Note the -DCMAKE_CROSSCOMPILING:BOOL=ON option. This is correctly shown in CMakeCache.txt:

$ cat CMakeCache.txt | grep CROSS
CMAKE_CROSSCOMPILING:BOOL=ON

But when I try to message or test the variable, it evaluates to FALSE

message (STATUS "!!! CMAKE_CROSSCOMPILING flag value: ${CMAKE_CROSSCOMPILING}")

if(CMAKE_CROSSCOMPILING)
  message (STATUS "!!! Crosscompiling, SystemC api libraries are disabed")
else()
  message (STATUS "!!! Not Crosscompiling, SystemC api libraries are enabled")
  endif()
endif()
[0/1] Re-running CMake...
...
-- Targeting ARM
-- !!! CMAKE_CROSSCOMPILING flag value: FALSE
-- !!! Not Crosscompiling, SystemC api libraries are enabled
...

Should I be using a different approach to set and check CMAKE_CROSSCOMPILING?
It appears that some internal logic is overriding my variable.

I appreciate any help.


ps.: I was redirected here from this issue https://gitlab.kitware.com/cmake/cmake/-/issues/21744
ps.: Others have pointed similar problems (cmake - How do I detect that I am cross-compiling in CMakeLists.txt? - Stack Overflow). Their solution was to change it in CMakeLists.txt file, but I was trying to avoid this approach, favoring the usage of the -DCMAKE_CROSSCOMPILING option.

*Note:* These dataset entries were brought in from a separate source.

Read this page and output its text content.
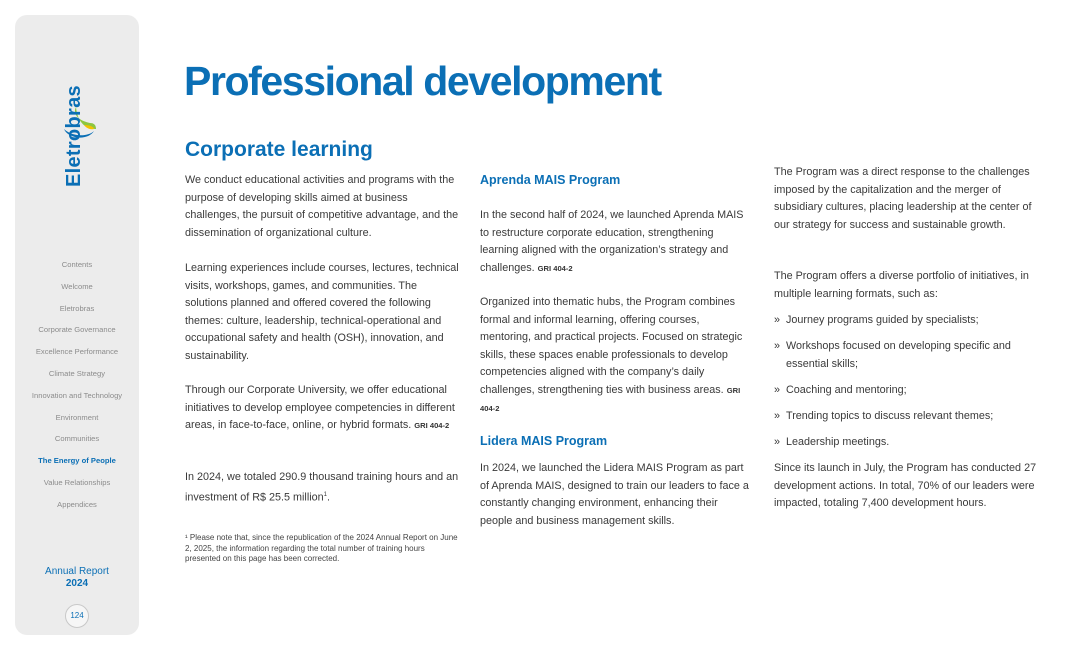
Eletrobras
Contents
Welcome
Eletrobras
Corporate Governance
Excellence Performance
Climate Strategy
Innovation and Technology
Environment
Communities
The Energy of People
Value Relationships
Appendices
Annual Report
2024
124
Professional development
Corporate learning

We conduct educational activities and programs with the purpose of developing skills aimed at business challenges, the pursuit of competitive advantage, and the dissemination of organizational culture.

Learning experiences include courses, lectures, technical visits, workshops, games, and communities. The solutions planned and offered covered the following themes: culture, leadership, technical-operational and occupational safety and health (OSH), innovation, and sustainability.

Through our Corporate University, we offer educational initiatives to develop employee competencies in different areas, in face-to-face, online, or hybrid formats. GRI 404-2

In 2024, we totaled 290.9 thousand training hours and an investment of R$ 25.5 million$^1$.

¹ Please note that, since the republication of the 2024 Annual Report on June 2, 2025, the information regarding the total number of training hours presented on this page has been corrected.

Aprenda MAIS Program

In the second half of 2024, we launched Aprenda MAIS to restructure corporate education, strengthening learning aligned with the organization’s strategy and challenges. GRI 404-2

Organized into thematic hubs, the Program combines formal and informal learning, offering courses, mentoring, and practical projects. Focused on strategic skills, these spaces enable professionals to develop competencies aligned with the company’s daily challenges, strengthening ties with business areas. GRI 404-2

Lidera MAIS Program

In 2024, we launched the Lidera MAIS Program as part of Aprenda MAIS, designed to train our leaders to face a constantly changing environment, enhancing their people and business management skills.

The Program was a direct response to the challenges imposed by the capitalization and the merger of subsidiary cultures, placing leadership at the center of our strategy for success and sustainable growth.

The Program offers a diverse portfolio of initiatives, in multiple learning formats, such as:

» Journey programs guided by specialists;
» Workshops focused on developing specific and essential skills;
» Coaching and mentoring;
» Trending topics to discuss relevant themes;
» Leadership meetings.

Since its launch in July, the Program has conducted 27 development actions. In total, 70% of our leaders were impacted, totaling 7,400 development hours.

The reason is, that CMake internally always sets CMAKE_CROSSCOMPILING as a normal variable to either TRUE or FALSE. You set it only as a cache variable but not as a normal one. As per cmake-language(7):

When evaluating Variable References, CMake first searches the function call stack, if any, for a binding and then falls back to the binding in the current directory scope, if any. If a “set” binding is found, its value is used. If an “unset” binding is found, or no binding is found, CMake then searches for a cache entry. If a cache entry is found, its value is used. Otherwise, the variable reference evaluates to an empty string. The $CACHE{VAR} syntax can be used to do direct cache entry lookups.

This means that the normal variable set internally by CMake will shadow your cache variable. You can check, that ${CMAKE_CROSSCOMPILING} and $CACHE{CMAKE_CROSSCOMPILING} should have contradicting values.

The documentation states, that the value of CMAKE_CROSSCOMPILING depends on whether CMAKE_SYSTEM_NAME was explicitly set or not. This is rather unintuitive, but until this behavior gets changed with a new policy as discussed in the issue you linked, the best approach is to simply set -DCMAKE_SYSTEM_NAME=... or set it in a toolchain file.

If your target system is not supported by CMake (I had this issue e.g. with VxWorks), you can either set it to Generic if appropriate (e.g. embedded devices without any OS) or provide a custom platform description file, which must be located at <CMAKE_MODULE_PATH>/Platform/<CMAKE_SYSTEM_NAME>.cmake. You can take a look at the ones provided by CMake here.

1 Like

Thank you for the explanation and links. The toolchain file approach addressed my problem.